There is viriditas in this recording! Nina Simone is full of spiritus and anima. The song speaks to the curiosity of the human being watching the bird…the longing of an earthbound creature for flight. But this is a song of hope…a song of expansive imagination. We are able to imagine being a bird…to imagine a symbolic flight above the trees…a place where we find all wounds, debts stamped, canceled, paid.

I think that Simone would have responded to Hafiz’s question, “How is it that you fly in this gravity of darkness?” in the same way as the bird…it is love that lifted her up from the darkness of her days…it is that spark of viriditas that resides within that helped her to fly. It is, at times the only thing that allows us to go on…to get up each morning to do what we need to do…and hopefully we do it with joy.

We will see how I will be able to communicate this hope…to reflect this hope to the patients in the nursing homes. I know that it is inside each one of us…just needing, at times, to be rekindled.

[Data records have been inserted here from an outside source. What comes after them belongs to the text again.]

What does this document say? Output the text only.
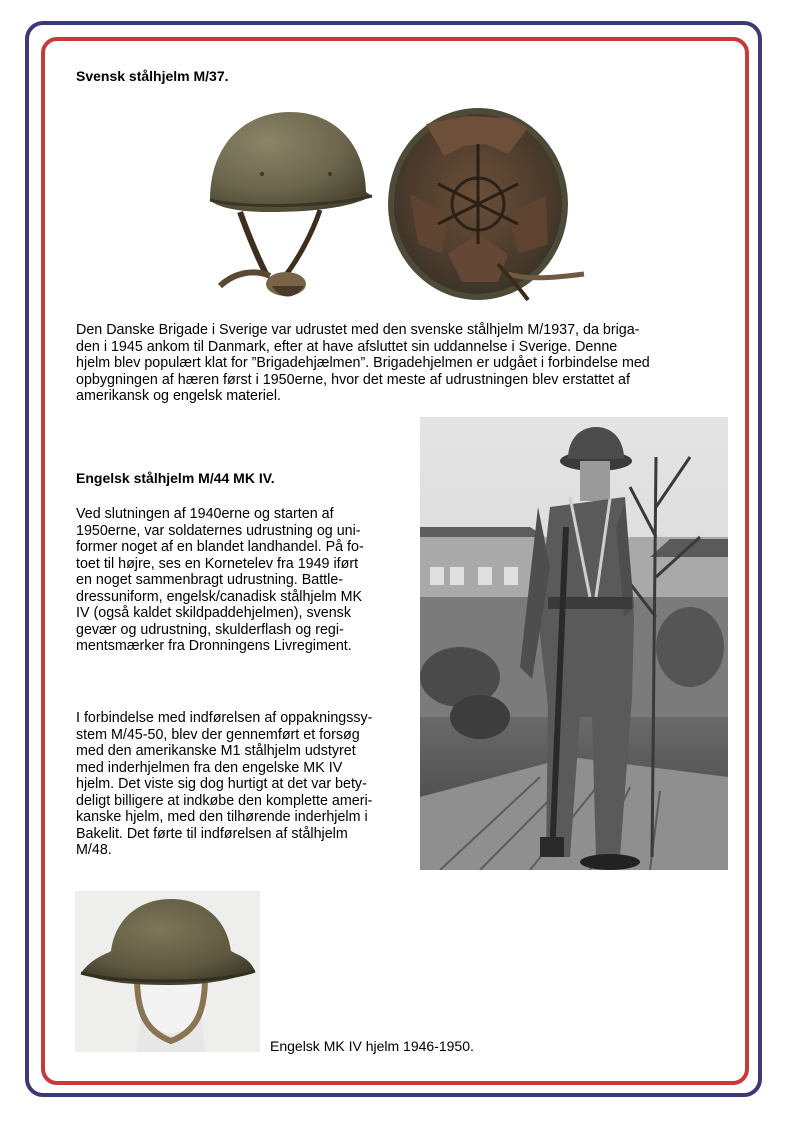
Svensk stålhjelm M/37.
Den Danske Brigade i Sverige var udrustet med den svenske stålhjelm M/1937, da briga-
den i 1945 ankom til Danmark, efter at have afsluttet sin uddannelse i Sverige. Denne
hjelm blev populært klat for ”Brigadehjælmen”. Brigadehjelmen er udgået i forbindelse med
opbygningen af hæren først i 1950erne, hvor det meste af udrustningen blev erstattet af
amerikansk og engelsk materiel.
Engelsk stålhjelm M/44 MK IV.
Ved slutningen af 1940erne og starten af
1950erne, var soldaternes udrustning og uni-
former noget af en blandet landhandel. På fo-
toet til højre, ses en Kornetelev fra 1949 iført
en noget sammenbragt udrustning. Battle-
dressuniform, engelsk/canadisk stålhjelm MK
IV (også kaldet skildpaddehjelmen), svensk
gevær og udrustning, skulderflash og regi-
mentsmærker fra Dronningens Livregiment.
I forbindelse med indførelsen af oppakningssy-
stem M/45-50, blev der gennemført et forsøg
med den amerikanske M1 stålhjelm udstyret
med inderhjelmen fra den engelske MK IV
hjelm. Det viste sig dog hurtigt at det var bety-
deligt billigere at indkøbe den komplette ameri-
kanske hjelm, med den tilhørende inderhjelm i
Bakelit. Det førte til indførelsen af stålhjelm
M/48.
Engelsk MK IV hjelm 1946-1950.
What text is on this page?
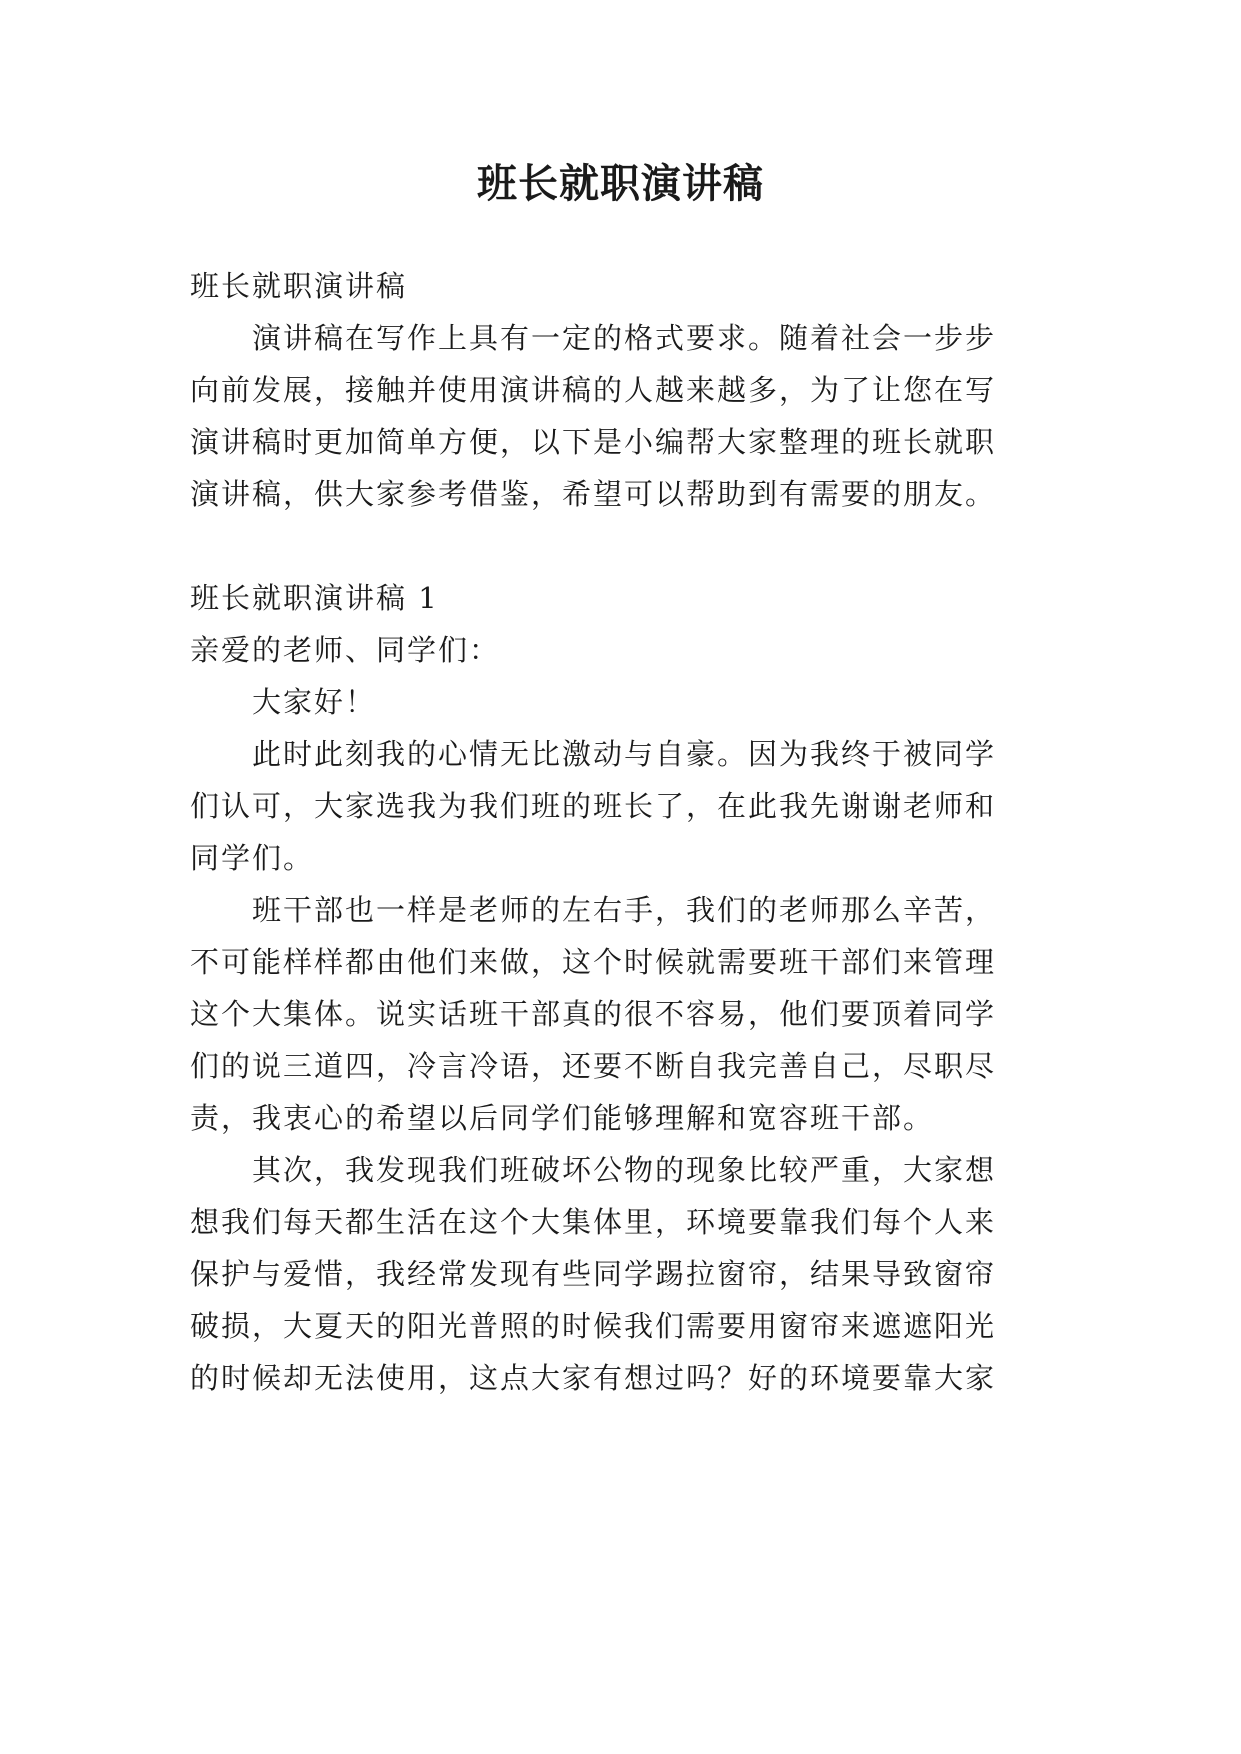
班长就职演讲稿
班长就职演讲稿
演讲稿在写作上具有一定的格式要求。随着社会一步步
向前发展，接触并使用演讲稿的人越来越多，为了让您在写
演讲稿时更加简单方便，以下是小编帮大家整理的班长就职
演讲稿，供大家参考借鉴，希望可以帮助到有需要的朋友。
班长就职演讲稿 1
亲爱的老师、同学们：
大家好！
此时此刻我的心情无比激动与自豪。因为我终于被同学
们认可，大家选我为我们班的班长了，在此我先谢谢老师和
同学们。
班干部也一样是老师的左右手，我们的老师那么辛苦，
不可能样样都由他们来做，这个时候就需要班干部们来管理
这个大集体。说实话班干部真的很不容易，他们要顶着同学
们的说三道四，冷言冷语，还要不断自我完善自己，尽职尽
责，我衷心的希望以后同学们能够理解和宽容班干部。
其次，我发现我们班破坏公物的现象比较严重，大家想
想我们每天都生活在这个大集体里，环境要靠我们每个人来
保护与爱惜，我经常发现有些同学踢拉窗帘，结果导致窗帘
破损，大夏天的阳光普照的时候我们需要用窗帘来遮遮阳光
的时候却无法使用，这点大家有想过吗？好的环境要靠大家
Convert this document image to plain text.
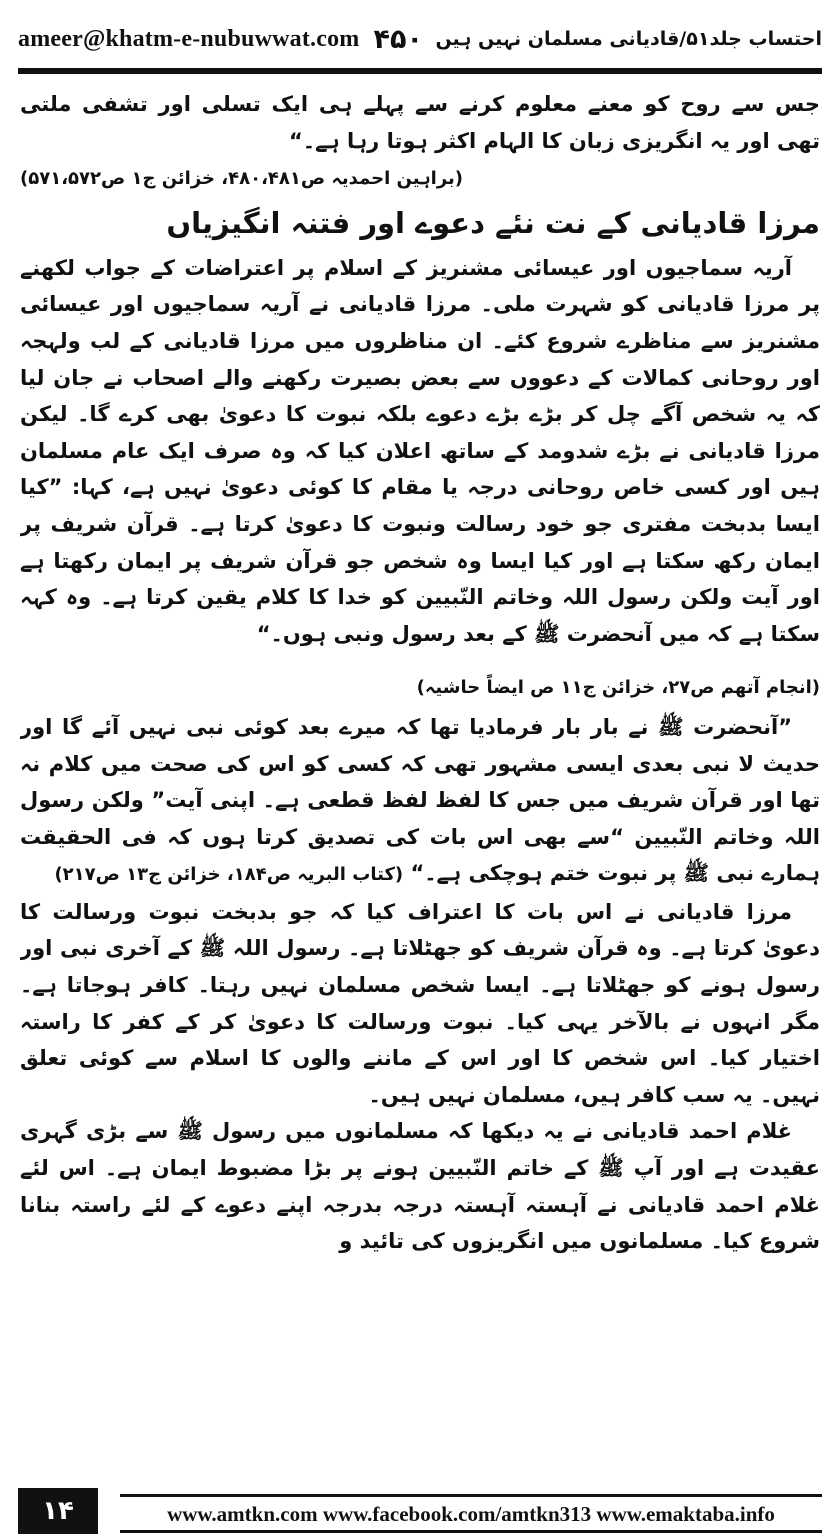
ameer@khatm-e-nubuwwat.com ۴۵۰ احتساب جلد۵۱/قادیانی مسلمان نہیں ہیں

جس سے روح کو معنے معلوم کرنے سے پہلے ہی ایک تسلی اور تشفی ملتی تھی اور یہ انگریزی زبان کا الہام اکثر ہوتا رہا ہے۔“
(براہین احمدیہ ص۴۸۰،۴۸۱، خزائن ج۱ ص۵۷۱،۵۷۲)

مرزا قادیانی کے نت نئے دعوے اور فتنہ انگیزیاں

آریہ سماجیوں اور عیسائی مشنریز کے اسلام پر اعتراضات کے جواب لکھنے پر مرزا قادیانی کو شہرت ملی۔ مرزا قادیانی نے آریہ سماجیوں اور عیسائی مشنریز سے مناظرے شروع کئے۔ ان مناظروں میں مرزا قادیانی کے لب ولہجہ اور روحانی کمالات کے دعووں سے بعض بصیرت رکھنے والے اصحاب نے جان لیا کہ یہ شخص آگے چل کر بڑے بڑے دعوے بلکہ نبوت کا دعویٰ بھی کرے گا۔ لیکن مرزا قادیانی نے بڑے شدومد کے ساتھ اعلان کیا کہ وہ صرف ایک عام مسلمان ہیں اور کسی خاص روحانی درجہ یا مقام کا کوئی دعویٰ نہیں ہے، کہا: ”کیا ایسا بدبخت مفتری جو خود رسالت ونبوت کا دعویٰ کرتا ہے۔ قرآن شریف پر ایمان رکھ سکتا ہے اور کیا ایسا وہ شخص جو قرآن شریف پر ایمان رکھتا ہے اور آیت ولکن رسول اللہ وخاتم النّبیین کو خدا کا کلام یقین کرتا ہے۔ وہ کہہ سکتا ہے کہ میں آنحضرت ﷺ کے بعد رسول ونبی ہوں۔“

(انجام آتھم ص۲۷، خزائن ج۱۱ ص ایضاً حاشیہ)

”آنحضرت ﷺ نے بار بار فرمادیا تھا کہ میرے بعد کوئی نبی نہیں آئے گا اور حدیث لا نبی بعدی ایسی مشہور تھی کہ کسی کو اس کی صحت میں کلام نہ تھا اور قرآن شریف میں جس کا لفظ لفظ قطعی ہے۔ اپنی آیت” ولکن رسول اللہ وخاتم النّبیین “سے بھی اس بات کی تصدیق کرتا ہوں کہ فی الحقیقت ہمارے نبی ﷺ پر نبوت ختم ہوچکی ہے۔“ (کتاب البریہ ص۱۸۴، خزائن ج۱۳ ص۲۱۷)

مرزا قادیانی نے اس بات کا اعتراف کیا کہ جو بدبخت نبوت ورسالت کا دعویٰ کرتا ہے۔ وہ قرآن شریف کو جھٹلاتا ہے۔ رسول اللہ ﷺ کے آخری نبی اور رسول ہونے کو جھٹلاتا ہے۔ ایسا شخص مسلمان نہیں رہتا۔ کافر ہوجاتا ہے۔ مگر انہوں نے بالآخر یہی کیا۔ نبوت ورسالت کا دعویٰ کر کے کفر کا راستہ اختیار کیا۔ اس شخص کا اور اس کے ماننے والوں کا اسلام سے کوئی تعلق نہیں۔ یہ سب کافر ہیں، مسلمان نہیں ہیں۔

غلام احمد قادیانی نے یہ دیکھا کہ مسلمانوں میں رسول ﷺ سے بڑی گہری عقیدت ہے اور آپ ﷺ کے خاتم النّبیین ہونے پر بڑا مضبوط ایمان ہے۔ اس لئے غلام احمد قادیانی نے آہستہ آہستہ درجہ بدرجہ اپنے دعوے کے لئے راستہ بنانا شروع کیا۔ مسلمانوں میں انگریزوں کی تائید و

۱۴	www.amtkn.com www.facebook.com/amtkn313 www.emaktaba.info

Howard Thurman had some good advice for us. He wrote:

I determine to live the outer life in the inward sanctuary. The outer life must find its meaning, the source of its strength in the inward sanctuary. As this is done, the gulf between outer and inner will narrow and my life will be increasingly whole and of one piece. What I do in the outer will be blessed by the holiness of the inward sanctuary; for indeed it shall all be one.

And this seems to be what we are longing for…a unity within ourselves that may eventually spread to the whole world…a freedom that is contagious…a love that is all-inclusive…that can be found in the inward sanctuary and can be practiced in the outer life. May the spark within each of us be rekindled…be encouraged…that we are able to answer that question about flying in the gravity of darkness. We can fly because we have the light…the spark of the soul that animates and allows us to breathe freely in the present, no matter where we find ourselves. May we reflect the inner sanctuary in our outer lives and realize our unity of spirit. May we each respond as the bird does, by saying that love lifts each one of us.